Where's the world's smallest violin when you need it?
Occupy Wall Street is running out of money and will be broke in three weeks, according to the group's accounting committee.
The report said, "At our current rate of expenditure, we will be out of money in THREE WEEKS."
The report - posted on the group's websitewww.nycga.net - showed $1,556 had been raised that week, while $14,942 had been spent on the group's kitchen, street medics, New York bus and subway passes, and printing costs.
The latest donation total constrasted sharply with the estimated $500,000 the group raised within weeks of setting up camp at Zuccotti Park on Sept. 17.
Since Occupy Wall Street began, it has received more than $730,000 in donations, according to the accounting group. It has a fiscal sponsor, the Tucson-based Alliance for Global Justice, which allows donations to be tax exempt.
Critics say the Occupy movement lacks direction and specific demands and has lost momentum. Occupy protest crowds in New York and other U.S. cities have tended to number only in the hundreds, despite the group's social media savvy.
But Occupy Wall Street spokesman Ed Needham said, "The success of the movement has never depended on money."
"Occupy Wall Street is about our abundant human resources - the creative talent, dedication and sweat equity of people here and elsewhere that have decided to stand up against a corrupt and unjust society run by a powerful elite few," he said.
Inspired by the pro-democracy Arab Spring movement and Spain's "Indignados" movement, Occupy sparked a national debate about economic inequality and has influenced the political debate in this year's U.S. presidential election campaign.
The Occupy movement, which prides itself on being leaderless, has struggled to grow beyond the initial protest camps that sustained it.
For a "leaderless" group they sure have figured out how to spend a lot of money. That $700,000 is a lot of scratch and given that there were complaints last fall about some Occupy people staying in expensive hotels and the accounting committee not telling anyone where the money was going, one can imagine that at least some of that cash has been misused.
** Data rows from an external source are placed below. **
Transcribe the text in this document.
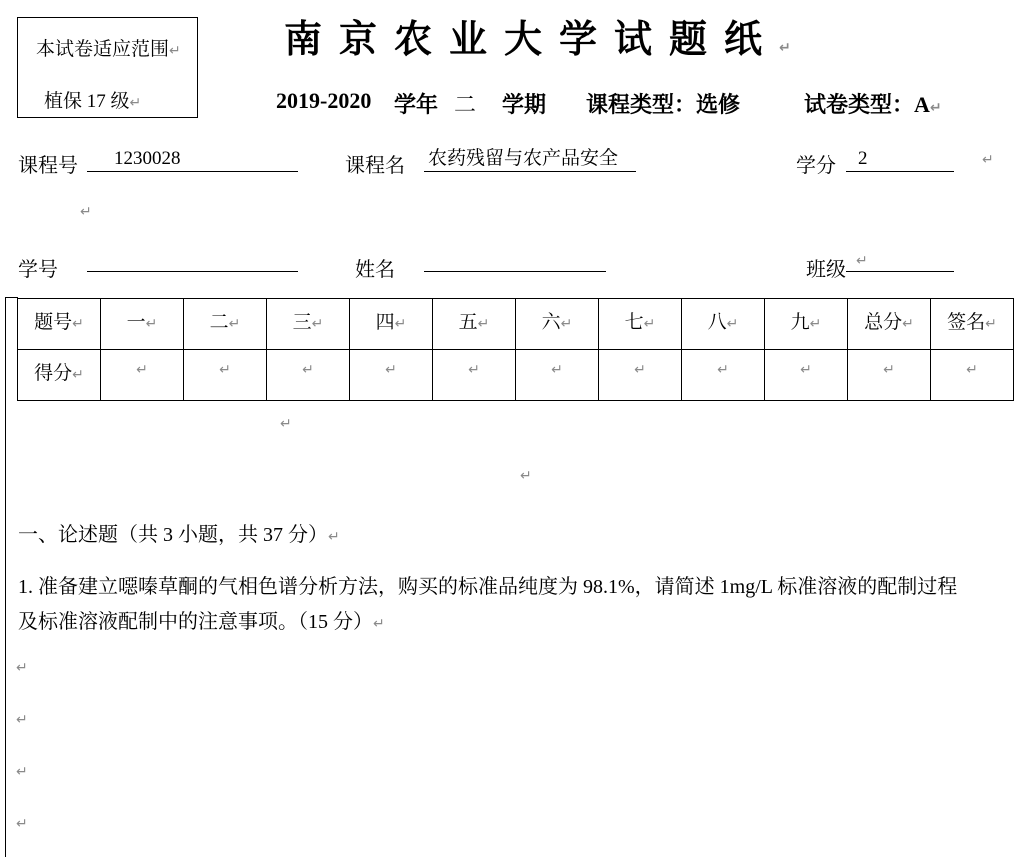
本试卷适应范围↵
植保 17 级↵
南京农业大学试题纸↵
2019-2020 学年 二 学期 课程类型：选修	试卷类型：A↵
课程号 1230028	课程名 农药残留与农产品安全	学分 2	↵
↵
学号	姓名	班级 ↵
题号↵	一↵	二↵	三↵	四↵	五↵	六↵	七↵	八↵	九↵	总分↵	签名↵
得分↵	↵	↵	↵	↵	↵	↵	↵	↵	↵	↵	↵
↵
↵
一、论述题（共 3 小题，共 37 分）↵
1. 准备建立噁嗪草酮的气相色谱分析方法，购买的标准品纯度为 98.1%，请简述 1mg/L 标准溶液的配制过程
及标准溶液配制中的注意事项。（15 分）↵
↵
↵
↵
↵
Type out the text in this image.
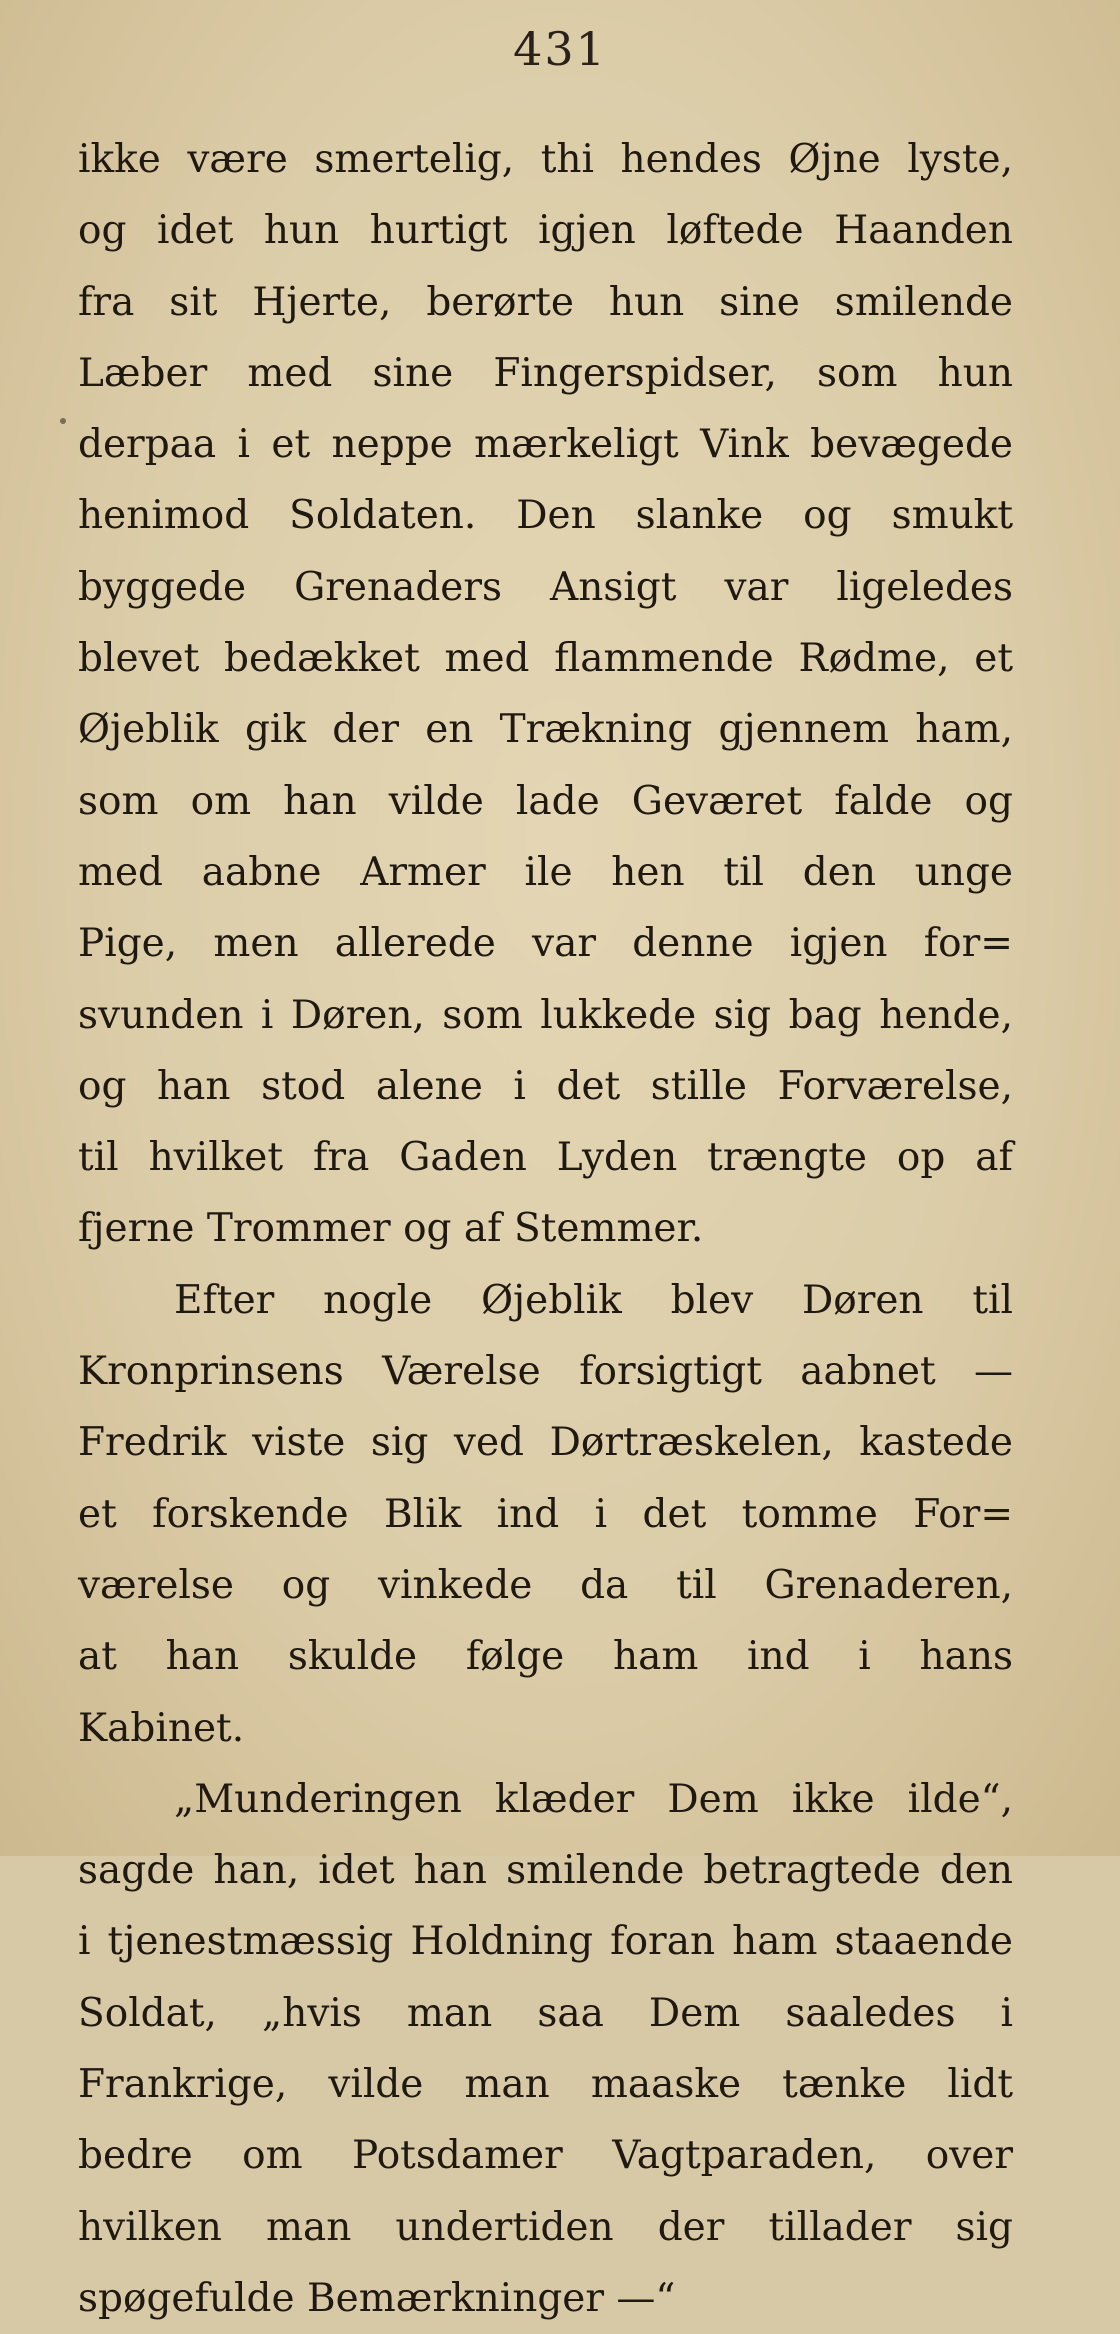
431
ikke være smertelig, thi hendes Øjne lyste,
og idet hun hurtigt igjen løftede Haanden
fra sit Hjerte, berørte hun sine smilende
Læber med sine Fingerspidser, som hun
derpaa i et neppe mærkeligt Vink bevægede
henimod Soldaten. Den slanke og smukt
byggede Grenaders Ansigt var ligeledes
blevet bedækket med flammende Rødme, et
Øjeblik gik der en Trækning gjennem ham,
som om han vilde lade Geværet falde og
med aabne Armer ile hen til den unge
Pige, men allerede var denne igjen for=
svunden i Døren, som lukkede sig bag hende,
og han stod alene i det stille Forværelse,
til hvilket fra Gaden Lyden trængte op af
fjerne Trommer og af Stemmer.
Efter nogle Øjeblik blev Døren til
Kronprinsens Værelse forsigtigt aabnet —
Fredrik viste sig ved Dørtræskelen, kastede
et forskende Blik ind i det tomme For=
værelse og vinkede da til Grenaderen,
at han skulde følge ham ind i hans
Kabinet.
„Munderingen klæder Dem ikke ilde“,
sagde han, idet han smilende betragtede den
i tjenestmæssig Holdning foran ham staaende
Soldat, „hvis man saa Dem saaledes i
Frankrige, vilde man maaske tænke lidt
bedre om Potsdamer Vagtparaden, over
hvilken man undertiden der tillader sig
spøgefulde Bemærkninger —“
And as far as influencing politics, the Democrats and President Obama have adopted the rhetoric of the group but have tiptoed away from endorsing them after the crime, the riots, the vandalism, and the general wackiness became apparent. When the group re-emerges in the spring, the Republicans should make every effort to tie OWS to the Democrats because all that's left are hard core lefties whose agenda is poison to mainstream Democrats.